On statistical analysis, there was a linear correlation between FSH and LH (after natural log transformation for both) and testosterone levels in the HH and PH groups. However, the between-group differences in the intercepts and slopes were significant for both FSH and LH. For FSH, the intercept of the HH group was 16.01, and the intercept of the PH group was 23.87 (t = 3.20; df = 50; P = .0024); the respective slopes were -3.41 and -7.82 (t = 4.40; df = 113; P < .0001). For LH, the intercept of the HH group was 10.70, and the intercept of the PH group was 13.72 (t = 1.98; df = 50; P = .053); the respective slopes were -2.22 and -4.68 (t = 3.37; df = 113; P = .001).

Figure 2a (for FSH) and b (for LH) show the correlation between gonadotropin and testosterone levels in patients with HH and PH. It is noteworthy that the figures represent the original patient data after natural log transformation, which are slightly different from the numbers calculated by the statistical model, and do not take into account the within-observation dependency.

View larger version (11K): [in this window] [in a new window]   Figure 2. Linear correlation between natural log transformed (a) FSH and (b) LH curves plotted against the total testosterone curve for patients with HH (black circles) and PH (black squares). Hormone levels were measured several times during testosterone replacement therapy. The figures represent original data for the patients, which are slightly different from the numbers calculated by the statistical model (see "Results").

View larger version (10K): [in this window] [in a new window]   Figure 3. Slopes of LH plotted against total testosterone for 6 male subjects with HH before and during testosterone replacement. Each patient is represented by different symbol.

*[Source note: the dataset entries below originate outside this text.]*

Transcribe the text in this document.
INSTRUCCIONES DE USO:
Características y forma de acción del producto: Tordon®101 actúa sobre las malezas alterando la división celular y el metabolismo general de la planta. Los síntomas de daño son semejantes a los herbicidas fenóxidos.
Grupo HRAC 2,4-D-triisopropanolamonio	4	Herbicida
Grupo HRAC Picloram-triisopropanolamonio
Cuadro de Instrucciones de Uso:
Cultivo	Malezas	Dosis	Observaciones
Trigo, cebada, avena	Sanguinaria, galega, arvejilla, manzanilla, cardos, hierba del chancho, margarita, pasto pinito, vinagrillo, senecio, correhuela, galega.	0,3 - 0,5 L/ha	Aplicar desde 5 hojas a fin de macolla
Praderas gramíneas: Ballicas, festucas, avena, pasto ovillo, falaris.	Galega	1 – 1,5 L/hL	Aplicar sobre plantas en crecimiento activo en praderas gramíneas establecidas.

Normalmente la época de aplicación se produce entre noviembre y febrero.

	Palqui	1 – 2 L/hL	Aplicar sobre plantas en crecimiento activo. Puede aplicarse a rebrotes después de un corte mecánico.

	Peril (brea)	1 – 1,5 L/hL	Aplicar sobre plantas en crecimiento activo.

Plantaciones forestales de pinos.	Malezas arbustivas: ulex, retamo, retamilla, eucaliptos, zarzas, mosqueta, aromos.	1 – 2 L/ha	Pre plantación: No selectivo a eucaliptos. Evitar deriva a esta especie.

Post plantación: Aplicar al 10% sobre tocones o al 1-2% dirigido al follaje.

In a further analysis, the probability for achieving eugonadism in patients having HH treated with testosterone, as reflected by normal testosterone level (3 ng/mL), was assessed among the different gonadotropin (LH and FSH) categories as follows: low, less than 0.5 IU/L; medium, 0.5-2 IU/L; and high, greater than 2 IU/L. As shown in Figure 4, the higher gonadotropin levels were associated with testosterone levels within the normal range in only 17%-19% of cases, compared with 84% when LH and FSH were suppressed below 0.5 IU/L. We then applied a logistic-regression mixed-effect model to test the association of a higher LH or FSH level with the likelihood of a normal testosterone level, wherein the 3 gonadotropin levels (low, medium, and high) served as the independent variables, and the low gonadotropin level as the reference level. The results showed negative values of the coefficient estimates, indicating that higher FSH or LH levels significantly decreased the chances of the patient to have a normal testosterone level (Tables 2 and 3). On the basis of this model, the estimated probability of achieving eugonadism was calculated for each measurement. The mean value was 0.806 in the low-FSH group, 0.554 in the medium-FSH group, and 0.337 in the high-FSH group. For LH, the corresponding means were 0.819, 0.358, and 0.229.

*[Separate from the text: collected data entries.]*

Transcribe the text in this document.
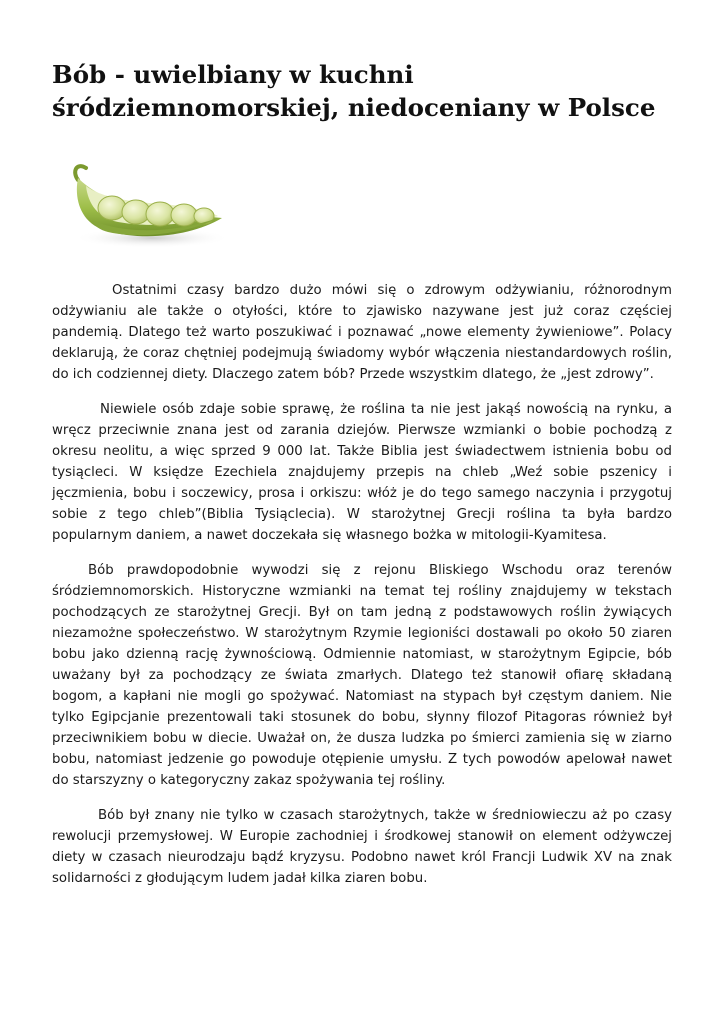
Bób - uwielbiany w kuchni śródziemnomorskiej, niedoceniany w Polsce

Ostatnimi czasy bardzo dużo mówi się o zdrowym odżywianiu, różnorodnym odżywianiu ale także o otyłości, które to zjawisko nazywane jest już coraz częściej pandemią. Dlatego też warto poszukiwać i poznawać „nowe elementy żywieniowe”. Polacy deklarują, że coraz chętniej podejmują świadomy wybór włączenia niestandardowych roślin, do ich codziennej diety. Dlaczego zatem bób? Przede wszystkim dlatego, że „jest zdrowy”.

Niewiele osób zdaje sobie sprawę, że roślina ta nie jest jakąś nowością na rynku, a wręcz przeciwnie znana jest od zarania dziejów. Pierwsze wzmianki o bobie pochodzą z okresu neolitu, a więc sprzed 9 000 lat. Także Biblia jest świadectwem istnienia bobu od tysiącleci. W księdze Ezechiela znajdujemy przepis na chleb „Weź sobie pszenicy i jęczmienia, bobu i soczewicy, prosa i orkiszu: włóż je do tego samego naczynia i przygotuj sobie z tego chleb”(Biblia Tysiąclecia). W starożytnej Grecji roślina ta była bardzo popularnym daniem, a nawet doczekała się własnego bożka w mitologii-Kyamitesa.

Bób prawdopodobnie wywodzi się z rejonu Bliskiego Wschodu oraz terenów śródziemnomorskich. Historyczne wzmianki na temat tej rośliny znajdujemy w tekstach pochodzących ze starożytnej Grecji. Był on tam jedną z podstawowych roślin żywiących niezamożne społeczeństwo. W starożytnym Rzymie legioniści dostawali po około 50 ziaren bobu jako dzienną rację żywnościową. Odmiennie natomiast, w starożytnym Egipcie, bób uważany był za pochodzący ze świata zmarłych. Dlatego też stanowił ofiarę składaną bogom, a kapłani nie mogli go spożywać. Natomiast na stypach był częstym daniem. Nie tylko Egipcjanie prezentowali taki stosunek do bobu, słynny filozof Pitagoras również był przeciwnikiem bobu w diecie. Uważał on, że dusza ludzka po śmierci zamienia się w ziarno bobu, natomiast jedzenie go powoduje otępienie umysłu. Z tych powodów apelował nawet do starszyzny o kategoryczny zakaz spożywania tej rośliny.

Bób był znany nie tylko w czasach starożytnych, także w średniowieczu aż po czasy rewolucji przemysłowej. W Europie zachodniej i środkowej stanowił on element odżywczej diety w czasach nieurodzaju bądź kryzysu. Podobno nawet król Francji Ludwik XV na znak solidarności z głodującym ludem jadał kilka ziaren bobu.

View larger version (8K): [in this window] [in a new window]   Figure 4. Percentage of total testosterone levels within the normal range (3-10 ng/mL) according to LH and FSH category in treated patients with HH.

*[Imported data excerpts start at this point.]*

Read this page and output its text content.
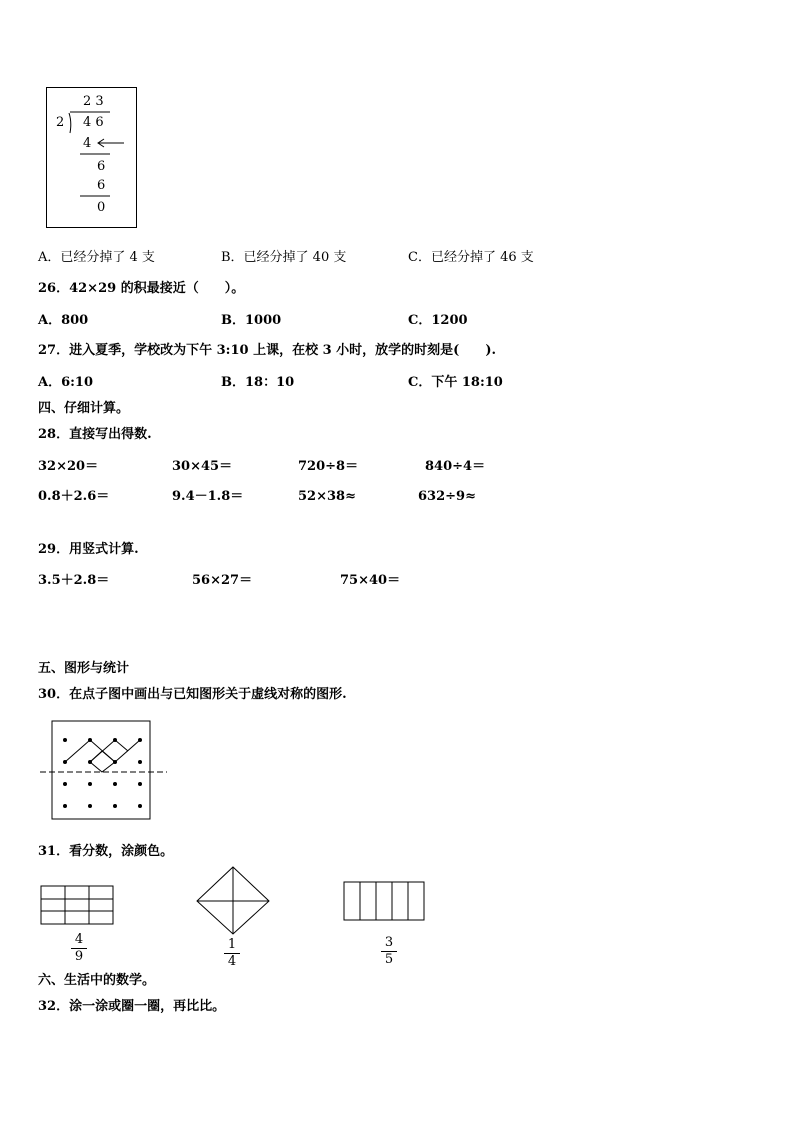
2 3
2 4 6
4
6
6
0
A．已经分掉了 4 支	B．已经分掉了 40 支	C．已经分掉了 46 支
26．42×29 的积最接近（　　）。
A．800	B．1000	C．1200
27．进入夏季，学校改为下午 3:10 上课，在校 3 小时，放学的时刻是(　　).
A．6:10	B．18：10	C．下午 18:10
四、仔细计算。
28．直接写出得数.
32×20＝	30×45＝	720÷8＝	840÷4＝
0.8＋2.6＝	9.4－1.8＝	52×38≈	632÷9≈
29．用竖式计算.
3.5＋2.8＝	56×27＝	75×40＝
五、图形与统计
30．在点子图中画出与已知图形关于虚线对称的图形.
31．看分数，涂颜色。
4
9
1
4
3
5
六、生活中的数学。
32．涂一涂或圈一圈，再比比。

In 7 men with HH, testosterone treatment was temporarily stopped. The mean testosterone levels (±SD) in this subgroup were 1.7 ± 1.0 ng/mL at baseline and 7.3 ± 2.2 ng/mL during treatment; the FSH level was suppressed from 3.1 ± 1.4 to 1.2 ± 1.0 IU/L, and the LH level was suppressed from 3.2 ± 2.0 to 0.7 ± 1.0 IU/L (Figure 5). After cessation of treatment, the mean testosterone level (±SD) decreased to 1.9 ± 1.4 ng/mL, whereas the FSH level increased to 2.3 ± 1.3 IU/L and the LH level increased to 1.8 ± 1.1 IU/L, indicating the presence of an active feedback inhibitory mechanism between gonadotropins and testosterone.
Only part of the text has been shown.